In other TV ratings, "Scrubs" was beaten by a repeat of "Commander In Chief" and "Love Monkey" was spanked by "Law & Order: SVU." "Love Monkey" dropped some 33% in viewers but can take comfort in holding on to almost all of the target 18-49 demo.
NOTE: Lots of reports say Kelly Clarkson won't let her songs be heard on "American Idol." (Simon Cowell rightly says that would be stupid of her.) The "AI" producers say they have a call in and it's just a paperwork issue. But didn't someone sing 'Since U Been Gone" last night?

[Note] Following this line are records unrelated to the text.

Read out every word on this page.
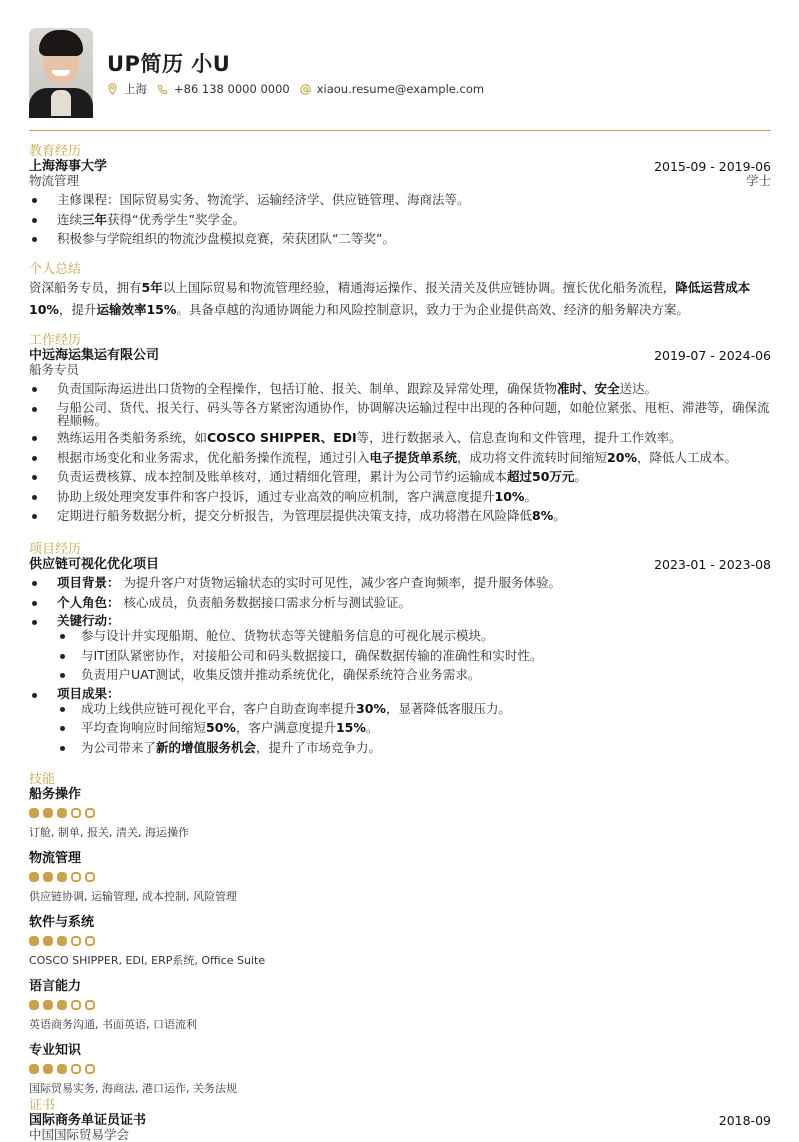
UP简历 小U
上海 +86 138 0000 0000 xiaou.resume@example.com
教育经历
上海海事大学	2015-09 - 2019-06
物流管理	学士
主修课程：国际贸易实务、物流学、运输经济学、供应链管理、海商法等。
连续三年获得“优秀学生”奖学金。
积极参与学院组织的物流沙盘模拟竞赛，荣获团队“二等奖”。
个人总结
资深船务专员，拥有5年以上国际贸易和物流管理经验，精通海运操作、报关清关及供应链协调。擅长优化船务流程，降低运营成本10%，提升运输效率15%。具备卓越的沟通协调能力和风险控制意识，致力于为企业提供高效、经济的船务解决方案。
工作经历
中远海运集运有限公司	2019-07 - 2024-06
船务专员
负责国际海运进出口货物的全程操作，包括订舱、报关、制单、跟踪及异常处理，确保货物准时、安全送达。
与船公司、货代、报关行、码头等各方紧密沟通协作，协调解决运输过程中出现的各种问题，如舱位紧张、甩柜、滞港等，确保流程顺畅。
熟练运用各类船务系统，如COSCO SHIPPER、EDI等，进行数据录入、信息查询和文件管理，提升工作效率。
根据市场变化和业务需求，优化船务操作流程，通过引入电子提货单系统，成功将文件流转时间缩短20%，降低人工成本。
负责运费核算、成本控制及账单核对，通过精细化管理，累计为公司节约运输成本超过50万元。
协助上级处理突发事件和客户投诉，通过专业高效的响应机制，客户满意度提升10%。
定期进行船务数据分析，提交分析报告，为管理层提供决策支持，成功将潜在风险降低8%。
项目经历
供应链可视化优化项目	2023-01 - 2023-08
项目背景： 为提升客户对货物运输状态的实时可见性，减少客户查询频率，提升服务体验。
个人角色： 核心成员，负责船务数据接口需求分析与测试验证。
关键行动：
参与设计并实现船期、舱位、货物状态等关键船务信息的可视化展示模块。
与IT团队紧密协作，对接船公司和码头数据接口，确保数据传输的准确性和实时性。
负责用户UAT测试，收集反馈并推动系统优化，确保系统符合业务需求。
项目成果：
成功上线供应链可视化平台，客户自助查询率提升30%，显著降低客服压力。
平均查询响应时间缩短50%，客户满意度提升15%。
为公司带来了新的增值服务机会，提升了市场竞争力。
技能
船务操作
订舱, 制单, 报关, 清关, 海运操作
物流管理
供应链协调, 运输管理, 成本控制, 风险管理
软件与系统
COSCO SHIPPER, EDI, ERP系统, Office Suite
语言能力
英语商务沟通, 书面英语, 口语流利
专业知识
国际贸易实务, 海商法, 港口运作, 关务法规
证书
国际商务单证员证书	2018-09
中国国际贸易学会
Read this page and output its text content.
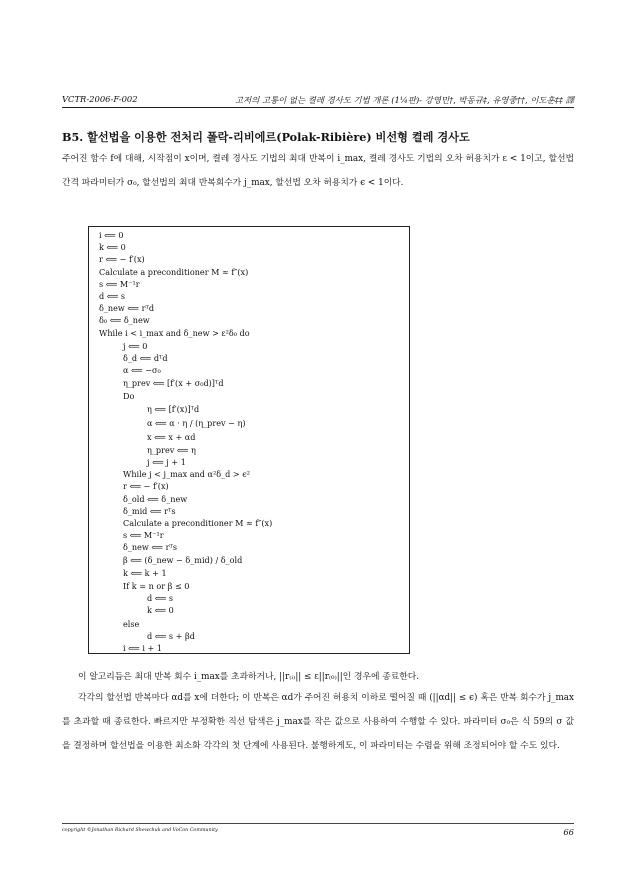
VCTR-2006-F-002	고저의 고통이 없는 켤레 경사도 기법 개론 (1¼판)- 강영민†, 박동규‡, 유영중††, 이도훈‡‡ 譯
B5. 할선법을 이용한 전처리 폴락-리비에르(Polak-Ribière) 비선형 켤레 경사도
주어진 함수 f에 대해, 시작점이 x이며, 켤레 경사도 기법의 최대 반복이 i_max, 켤레 경사도 기법의 오차 허용치가 ε < 1이고, 할선법 간격 파라미터가 σ₀, 할선법의 최대 반복회수가 j_max, 할선법 오차 허용치가 ϵ < 1이다.
i ⟸ 0
k ⟸ 0
r ⟸ − f′(x)
Calculate a preconditioner M ≈ f″(x)
s ⟸ M⁻¹r
d ⟸ s
δ_new ⟸ rᵀd
δ₀ ⟸ δ_new
While i < i_max and δ_new > ε²δ₀ do
j ⟸ 0
δ_d ⟸ dᵀd
α ⟸ −σ₀
η_prev ⟸ [f′(x + σ₀d)]ᵀd
Do
η ⟸ [f′(x)]ᵀd
α ⟸ α · η / (η_prev − η)
x ⟸ x + αd
η_prev ⟸ η
j ⟸ j + 1
While j < j_max and α²δ_d > ϵ²
r ⟸ − f′(x)
δ_old ⟸ δ_new
δ_mid ⟸ rᵀs
Calculate a preconditioner M ≈ f″(x)
s ⟸ M⁻¹r
δ_new ⟸ rᵀs
β ⟸ (δ_new − δ_mid) / δ_old
k ⟸ k + 1
If k = n or β ≤ 0
d ⟸ s
k ⟸ 0
else
d ⟸ s + βd
i ⟸ i + 1
이 알고리듬은 최대 반복 회수 i_max를 초과하거나, ||r₍ᵢ₎|| ≤ ε||r₍₀₎||인 경우에 종료한다.
각각의 할선법 반복마다 αd를 x에 더한다; 이 반복은 αd가 주어진 허용치 이하로 떨어질 때 (||αd|| ≤ ϵ) 혹은 반복 회수가 j_max를 초과할 때 종료한다. 빠르지만 부정확한 직선 탐색은 j_max를 작은 값으로 사용하여 수행할 수 있다. 파라미터 σ₀은 식 59의 σ 값을 결정하며 할선법을 이용한 최소화 각각의 첫 단계에 사용된다. 불행하게도, 이 파라미터는 수렴을 위해 조정되어야 할 수도 있다.
copyright ©Jonathan Richard Shewchuk and VoCon Community	66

Where to begin? Do no men like Joni Mitchell? My friend Kitty -- who has seen more Dylan concerts than you can shake a stick at -- would have something to say to Stanley. But the idea that any artist or genre or style of music is for men or women only is so childish that it's hard to take seriously. Maybe Stanley doesn't like Dylan. That makes her a fool. But she shouldn't drag every other member of her sex down to her own silly level.